Mirant noted that it emerged from a Chapter 11 reorganization in January, but unresolved elements of its case have remained pending before the bankruptcy court, including the disputes with Pepco that are resolved by the settlement.

Under the proposed settlement, which must be approved by the bankruptcy court, Mirant will pay Pepco, in cash and stock, $520 million in exchange for the right to reject certain power purchase agreements and resolve all remaining claims pending between them in connection with Mirant’s bankruptcy.

The largest claim resolved by the proposed settlement relates to Mirant’s wish to terminate an agreement under which Mirant is required to reimburse Pepco for Pepco’s obligations under a long-term power purchase agreement with Panda Brandywine L.P.

Under the settlement, Mirant will be allowed to terminate the agreement in exchange for $450 million, which Pepco will place in a special purpose account to be used solely for the purpose of paying its liabilities under its long-term contract with Panda. The $450 million will be paid in Mirant stock and cash.

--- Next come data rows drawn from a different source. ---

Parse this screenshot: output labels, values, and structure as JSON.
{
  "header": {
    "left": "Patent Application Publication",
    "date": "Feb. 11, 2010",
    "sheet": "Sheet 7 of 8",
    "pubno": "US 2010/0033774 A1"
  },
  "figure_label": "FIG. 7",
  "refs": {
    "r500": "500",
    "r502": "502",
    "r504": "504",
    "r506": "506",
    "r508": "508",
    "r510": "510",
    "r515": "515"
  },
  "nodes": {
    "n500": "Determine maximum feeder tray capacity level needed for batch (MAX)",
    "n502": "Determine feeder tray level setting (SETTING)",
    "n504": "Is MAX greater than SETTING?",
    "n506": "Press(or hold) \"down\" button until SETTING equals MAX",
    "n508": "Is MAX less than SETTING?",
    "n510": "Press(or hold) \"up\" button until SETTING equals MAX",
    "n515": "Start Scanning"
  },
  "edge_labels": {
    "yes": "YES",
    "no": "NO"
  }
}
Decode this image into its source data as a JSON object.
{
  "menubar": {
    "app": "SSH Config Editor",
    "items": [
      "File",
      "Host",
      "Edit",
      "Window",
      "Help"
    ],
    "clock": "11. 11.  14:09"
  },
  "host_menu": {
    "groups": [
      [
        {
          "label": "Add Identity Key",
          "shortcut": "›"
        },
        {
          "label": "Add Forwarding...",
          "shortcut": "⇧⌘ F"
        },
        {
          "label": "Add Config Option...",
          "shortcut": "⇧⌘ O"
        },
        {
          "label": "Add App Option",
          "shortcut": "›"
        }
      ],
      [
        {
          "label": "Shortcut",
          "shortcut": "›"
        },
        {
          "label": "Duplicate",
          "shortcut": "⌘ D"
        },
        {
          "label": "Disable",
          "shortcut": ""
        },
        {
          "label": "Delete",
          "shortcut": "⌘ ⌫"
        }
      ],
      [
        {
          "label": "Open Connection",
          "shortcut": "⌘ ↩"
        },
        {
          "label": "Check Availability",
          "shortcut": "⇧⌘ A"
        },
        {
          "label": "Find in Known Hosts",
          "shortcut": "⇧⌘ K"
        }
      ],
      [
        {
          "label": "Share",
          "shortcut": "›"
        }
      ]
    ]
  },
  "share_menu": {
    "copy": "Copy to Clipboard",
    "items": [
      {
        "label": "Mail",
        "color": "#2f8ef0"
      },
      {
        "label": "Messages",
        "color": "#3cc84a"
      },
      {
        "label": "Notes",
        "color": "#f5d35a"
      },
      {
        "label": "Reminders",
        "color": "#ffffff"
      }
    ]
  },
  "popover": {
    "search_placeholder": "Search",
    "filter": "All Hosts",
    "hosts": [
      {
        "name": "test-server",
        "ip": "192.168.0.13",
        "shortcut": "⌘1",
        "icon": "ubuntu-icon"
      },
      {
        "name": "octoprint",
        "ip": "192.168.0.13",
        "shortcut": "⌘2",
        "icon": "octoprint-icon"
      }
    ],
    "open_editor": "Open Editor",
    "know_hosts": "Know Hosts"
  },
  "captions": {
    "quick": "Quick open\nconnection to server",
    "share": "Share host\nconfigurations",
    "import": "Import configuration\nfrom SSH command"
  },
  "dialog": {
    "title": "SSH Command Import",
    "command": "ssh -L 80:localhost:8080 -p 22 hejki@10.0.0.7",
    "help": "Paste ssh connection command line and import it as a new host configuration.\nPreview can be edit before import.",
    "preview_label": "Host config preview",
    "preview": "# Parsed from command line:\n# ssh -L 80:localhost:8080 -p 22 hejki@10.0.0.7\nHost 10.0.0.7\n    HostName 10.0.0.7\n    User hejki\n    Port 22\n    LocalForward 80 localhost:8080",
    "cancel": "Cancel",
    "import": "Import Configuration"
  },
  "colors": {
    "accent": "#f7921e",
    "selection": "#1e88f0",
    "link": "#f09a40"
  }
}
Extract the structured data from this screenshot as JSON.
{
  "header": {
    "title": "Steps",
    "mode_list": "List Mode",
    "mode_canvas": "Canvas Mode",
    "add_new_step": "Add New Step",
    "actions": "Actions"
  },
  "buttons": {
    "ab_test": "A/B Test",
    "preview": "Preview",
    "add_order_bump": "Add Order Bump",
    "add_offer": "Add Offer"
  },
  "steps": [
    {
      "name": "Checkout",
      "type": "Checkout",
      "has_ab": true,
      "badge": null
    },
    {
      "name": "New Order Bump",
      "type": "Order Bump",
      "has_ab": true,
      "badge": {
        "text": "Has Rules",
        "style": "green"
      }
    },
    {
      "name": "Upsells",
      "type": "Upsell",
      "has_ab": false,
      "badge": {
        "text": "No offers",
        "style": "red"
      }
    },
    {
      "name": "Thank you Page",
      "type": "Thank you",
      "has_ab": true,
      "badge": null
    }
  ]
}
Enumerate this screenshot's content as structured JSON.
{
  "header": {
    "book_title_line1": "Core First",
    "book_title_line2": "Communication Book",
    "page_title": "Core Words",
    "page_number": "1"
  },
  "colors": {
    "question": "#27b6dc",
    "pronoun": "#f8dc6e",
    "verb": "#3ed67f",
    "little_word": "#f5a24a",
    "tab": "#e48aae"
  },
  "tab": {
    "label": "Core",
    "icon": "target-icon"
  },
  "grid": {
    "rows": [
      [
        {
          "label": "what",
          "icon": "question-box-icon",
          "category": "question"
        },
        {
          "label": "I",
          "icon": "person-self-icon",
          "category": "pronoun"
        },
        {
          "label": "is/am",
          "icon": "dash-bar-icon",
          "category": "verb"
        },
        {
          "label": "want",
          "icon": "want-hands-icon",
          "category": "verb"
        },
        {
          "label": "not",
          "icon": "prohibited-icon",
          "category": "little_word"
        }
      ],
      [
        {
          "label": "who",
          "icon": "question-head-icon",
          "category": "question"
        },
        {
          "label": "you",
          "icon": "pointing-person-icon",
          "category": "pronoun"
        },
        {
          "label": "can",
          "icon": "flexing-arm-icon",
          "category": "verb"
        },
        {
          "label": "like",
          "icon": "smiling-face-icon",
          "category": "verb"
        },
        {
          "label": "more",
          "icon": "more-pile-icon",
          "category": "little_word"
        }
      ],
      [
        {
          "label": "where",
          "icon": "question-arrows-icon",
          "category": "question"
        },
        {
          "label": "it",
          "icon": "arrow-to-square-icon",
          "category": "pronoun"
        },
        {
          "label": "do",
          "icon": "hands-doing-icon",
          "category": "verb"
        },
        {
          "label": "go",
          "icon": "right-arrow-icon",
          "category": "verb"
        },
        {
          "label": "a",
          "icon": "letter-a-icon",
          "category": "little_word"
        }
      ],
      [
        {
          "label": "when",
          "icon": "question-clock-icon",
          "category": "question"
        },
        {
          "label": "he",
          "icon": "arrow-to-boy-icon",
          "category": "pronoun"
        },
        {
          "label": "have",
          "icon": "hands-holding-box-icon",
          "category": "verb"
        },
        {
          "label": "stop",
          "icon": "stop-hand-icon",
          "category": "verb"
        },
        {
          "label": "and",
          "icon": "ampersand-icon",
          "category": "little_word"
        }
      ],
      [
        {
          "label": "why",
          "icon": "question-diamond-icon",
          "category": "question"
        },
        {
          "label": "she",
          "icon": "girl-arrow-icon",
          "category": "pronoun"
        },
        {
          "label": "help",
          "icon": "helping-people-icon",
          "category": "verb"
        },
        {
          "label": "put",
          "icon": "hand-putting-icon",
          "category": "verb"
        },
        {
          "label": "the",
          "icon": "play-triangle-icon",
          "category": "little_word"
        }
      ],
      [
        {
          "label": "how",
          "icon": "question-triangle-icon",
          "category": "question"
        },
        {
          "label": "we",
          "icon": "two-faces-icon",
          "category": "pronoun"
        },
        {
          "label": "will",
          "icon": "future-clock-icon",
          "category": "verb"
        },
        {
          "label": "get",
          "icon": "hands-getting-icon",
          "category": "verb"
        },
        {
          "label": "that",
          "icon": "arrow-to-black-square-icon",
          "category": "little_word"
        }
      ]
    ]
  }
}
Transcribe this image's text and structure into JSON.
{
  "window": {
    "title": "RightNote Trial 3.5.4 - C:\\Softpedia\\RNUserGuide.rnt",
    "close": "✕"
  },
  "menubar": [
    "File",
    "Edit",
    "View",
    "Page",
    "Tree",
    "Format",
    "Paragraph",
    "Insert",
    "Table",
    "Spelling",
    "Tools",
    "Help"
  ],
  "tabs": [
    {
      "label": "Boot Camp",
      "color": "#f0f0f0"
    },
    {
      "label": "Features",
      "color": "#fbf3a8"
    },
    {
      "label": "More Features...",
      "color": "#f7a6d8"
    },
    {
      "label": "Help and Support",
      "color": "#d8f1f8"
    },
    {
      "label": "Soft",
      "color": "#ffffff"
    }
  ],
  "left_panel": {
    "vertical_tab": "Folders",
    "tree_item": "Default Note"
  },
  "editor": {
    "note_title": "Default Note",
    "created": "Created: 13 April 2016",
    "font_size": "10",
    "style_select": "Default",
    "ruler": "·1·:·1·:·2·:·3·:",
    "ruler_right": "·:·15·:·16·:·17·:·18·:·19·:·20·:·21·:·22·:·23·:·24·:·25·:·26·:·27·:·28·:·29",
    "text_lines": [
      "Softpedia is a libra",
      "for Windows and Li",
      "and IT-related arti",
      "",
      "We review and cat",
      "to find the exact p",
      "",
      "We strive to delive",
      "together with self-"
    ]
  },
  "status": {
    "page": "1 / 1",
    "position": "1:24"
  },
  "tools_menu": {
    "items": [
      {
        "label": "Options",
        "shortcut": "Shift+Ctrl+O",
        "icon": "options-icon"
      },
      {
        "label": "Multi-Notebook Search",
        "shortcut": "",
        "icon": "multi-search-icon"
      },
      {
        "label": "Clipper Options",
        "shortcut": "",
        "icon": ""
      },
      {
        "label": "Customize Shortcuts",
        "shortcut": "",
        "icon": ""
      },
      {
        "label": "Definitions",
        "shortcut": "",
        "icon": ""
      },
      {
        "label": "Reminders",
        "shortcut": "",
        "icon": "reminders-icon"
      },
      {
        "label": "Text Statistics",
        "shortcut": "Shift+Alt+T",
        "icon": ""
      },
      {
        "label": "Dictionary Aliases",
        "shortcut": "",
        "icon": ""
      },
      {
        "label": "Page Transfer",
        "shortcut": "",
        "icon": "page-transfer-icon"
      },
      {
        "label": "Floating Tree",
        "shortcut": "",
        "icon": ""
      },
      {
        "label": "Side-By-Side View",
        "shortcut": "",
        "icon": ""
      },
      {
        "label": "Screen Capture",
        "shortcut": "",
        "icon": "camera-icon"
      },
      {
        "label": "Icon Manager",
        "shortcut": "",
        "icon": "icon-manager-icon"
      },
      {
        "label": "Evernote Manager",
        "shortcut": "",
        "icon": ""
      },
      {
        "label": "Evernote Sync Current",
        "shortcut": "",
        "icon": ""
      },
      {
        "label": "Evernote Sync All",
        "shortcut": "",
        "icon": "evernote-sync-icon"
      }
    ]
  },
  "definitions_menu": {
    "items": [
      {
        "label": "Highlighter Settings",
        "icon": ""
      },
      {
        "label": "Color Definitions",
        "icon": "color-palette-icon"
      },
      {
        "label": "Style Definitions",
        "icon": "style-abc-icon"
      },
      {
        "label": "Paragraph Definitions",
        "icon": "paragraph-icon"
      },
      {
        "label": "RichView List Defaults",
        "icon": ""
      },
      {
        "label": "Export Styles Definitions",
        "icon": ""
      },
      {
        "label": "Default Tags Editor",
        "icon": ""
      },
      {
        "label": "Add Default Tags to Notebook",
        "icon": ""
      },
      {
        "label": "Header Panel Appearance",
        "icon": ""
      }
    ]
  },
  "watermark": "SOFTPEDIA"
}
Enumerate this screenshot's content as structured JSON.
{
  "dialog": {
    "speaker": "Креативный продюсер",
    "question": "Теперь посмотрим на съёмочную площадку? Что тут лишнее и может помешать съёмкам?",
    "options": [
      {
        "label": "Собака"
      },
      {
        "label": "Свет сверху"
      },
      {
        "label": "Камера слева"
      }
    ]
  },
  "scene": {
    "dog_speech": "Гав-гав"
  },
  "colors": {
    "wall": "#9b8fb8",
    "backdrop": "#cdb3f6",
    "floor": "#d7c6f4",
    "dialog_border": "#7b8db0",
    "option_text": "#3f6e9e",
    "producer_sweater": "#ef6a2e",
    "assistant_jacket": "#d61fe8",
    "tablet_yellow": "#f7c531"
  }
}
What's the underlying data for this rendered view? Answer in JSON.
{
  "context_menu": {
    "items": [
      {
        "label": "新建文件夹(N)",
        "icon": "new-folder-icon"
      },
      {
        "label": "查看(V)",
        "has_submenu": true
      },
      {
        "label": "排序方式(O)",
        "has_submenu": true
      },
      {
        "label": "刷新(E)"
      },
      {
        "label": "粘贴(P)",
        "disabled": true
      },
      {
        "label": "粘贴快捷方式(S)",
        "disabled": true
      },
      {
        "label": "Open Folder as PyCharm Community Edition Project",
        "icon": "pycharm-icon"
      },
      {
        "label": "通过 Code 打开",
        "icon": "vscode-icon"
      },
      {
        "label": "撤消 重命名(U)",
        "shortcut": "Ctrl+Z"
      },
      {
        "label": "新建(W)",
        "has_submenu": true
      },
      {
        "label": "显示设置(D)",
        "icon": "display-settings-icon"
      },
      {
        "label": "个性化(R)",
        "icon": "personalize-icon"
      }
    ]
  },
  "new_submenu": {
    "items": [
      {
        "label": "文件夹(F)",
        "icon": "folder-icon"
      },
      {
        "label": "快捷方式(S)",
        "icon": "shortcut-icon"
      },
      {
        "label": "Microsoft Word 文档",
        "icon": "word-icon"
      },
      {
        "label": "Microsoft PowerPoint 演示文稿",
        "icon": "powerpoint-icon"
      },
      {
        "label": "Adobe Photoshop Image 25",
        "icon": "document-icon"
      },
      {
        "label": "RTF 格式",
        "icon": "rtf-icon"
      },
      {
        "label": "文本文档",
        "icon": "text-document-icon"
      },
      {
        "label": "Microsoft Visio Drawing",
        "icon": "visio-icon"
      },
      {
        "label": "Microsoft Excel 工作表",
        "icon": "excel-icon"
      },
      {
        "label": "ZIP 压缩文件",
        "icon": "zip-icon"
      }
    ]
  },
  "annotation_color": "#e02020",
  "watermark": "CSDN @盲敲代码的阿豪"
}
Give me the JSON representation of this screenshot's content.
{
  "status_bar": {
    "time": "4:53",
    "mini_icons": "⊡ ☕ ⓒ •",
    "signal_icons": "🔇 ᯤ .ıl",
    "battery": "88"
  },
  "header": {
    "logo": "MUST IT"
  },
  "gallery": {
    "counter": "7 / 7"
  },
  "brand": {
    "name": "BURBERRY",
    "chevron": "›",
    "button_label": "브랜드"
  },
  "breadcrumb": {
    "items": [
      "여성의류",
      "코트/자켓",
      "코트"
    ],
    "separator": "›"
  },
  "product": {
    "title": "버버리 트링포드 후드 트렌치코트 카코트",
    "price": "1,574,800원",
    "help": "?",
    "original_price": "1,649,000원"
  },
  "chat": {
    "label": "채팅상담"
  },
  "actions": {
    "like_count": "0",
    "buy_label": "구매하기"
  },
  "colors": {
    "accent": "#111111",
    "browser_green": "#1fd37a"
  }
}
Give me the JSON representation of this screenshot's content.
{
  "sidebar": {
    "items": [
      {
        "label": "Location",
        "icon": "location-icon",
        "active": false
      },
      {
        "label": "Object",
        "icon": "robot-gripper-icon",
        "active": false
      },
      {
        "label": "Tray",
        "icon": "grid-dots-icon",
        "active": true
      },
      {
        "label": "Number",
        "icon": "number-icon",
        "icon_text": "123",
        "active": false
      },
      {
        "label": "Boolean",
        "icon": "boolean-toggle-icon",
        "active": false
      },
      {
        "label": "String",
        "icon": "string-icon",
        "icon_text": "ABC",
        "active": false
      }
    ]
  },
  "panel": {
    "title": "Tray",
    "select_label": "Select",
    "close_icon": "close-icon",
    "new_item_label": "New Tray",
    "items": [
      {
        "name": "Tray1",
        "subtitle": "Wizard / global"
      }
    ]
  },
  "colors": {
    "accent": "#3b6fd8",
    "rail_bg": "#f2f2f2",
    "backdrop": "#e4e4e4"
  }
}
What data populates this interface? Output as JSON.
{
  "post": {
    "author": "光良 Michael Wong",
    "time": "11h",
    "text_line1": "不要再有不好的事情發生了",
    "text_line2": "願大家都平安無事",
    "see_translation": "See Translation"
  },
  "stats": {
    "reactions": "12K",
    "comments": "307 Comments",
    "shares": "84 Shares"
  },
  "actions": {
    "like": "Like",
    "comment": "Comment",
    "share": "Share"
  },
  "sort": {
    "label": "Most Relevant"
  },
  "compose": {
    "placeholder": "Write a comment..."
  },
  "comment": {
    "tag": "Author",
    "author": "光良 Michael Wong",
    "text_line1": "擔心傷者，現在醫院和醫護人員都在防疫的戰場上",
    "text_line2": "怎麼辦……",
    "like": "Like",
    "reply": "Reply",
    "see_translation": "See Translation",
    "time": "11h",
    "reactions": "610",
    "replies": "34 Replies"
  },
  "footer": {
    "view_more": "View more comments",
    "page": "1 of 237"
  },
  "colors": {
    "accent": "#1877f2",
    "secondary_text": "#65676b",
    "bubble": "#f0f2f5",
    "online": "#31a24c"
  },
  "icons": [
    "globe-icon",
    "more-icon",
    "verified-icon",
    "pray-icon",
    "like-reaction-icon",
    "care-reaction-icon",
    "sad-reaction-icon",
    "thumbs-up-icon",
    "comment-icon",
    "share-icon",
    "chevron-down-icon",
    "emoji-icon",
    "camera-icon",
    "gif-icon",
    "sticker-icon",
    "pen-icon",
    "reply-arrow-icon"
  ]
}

If, prior to payment, Mirant’s stock declines to an agreed upon price, Mirant has the option to assume the contract, in which case it will continue to reimburse Pepco for obligations to Panda.

Under the proposed settlement, Pepco will also receive $70 million as reimbursement for claims other than those relating to the Panda contract, and for legal fees.

The proposed settlement was filed last week with the federal courts in Fort Worth, TX.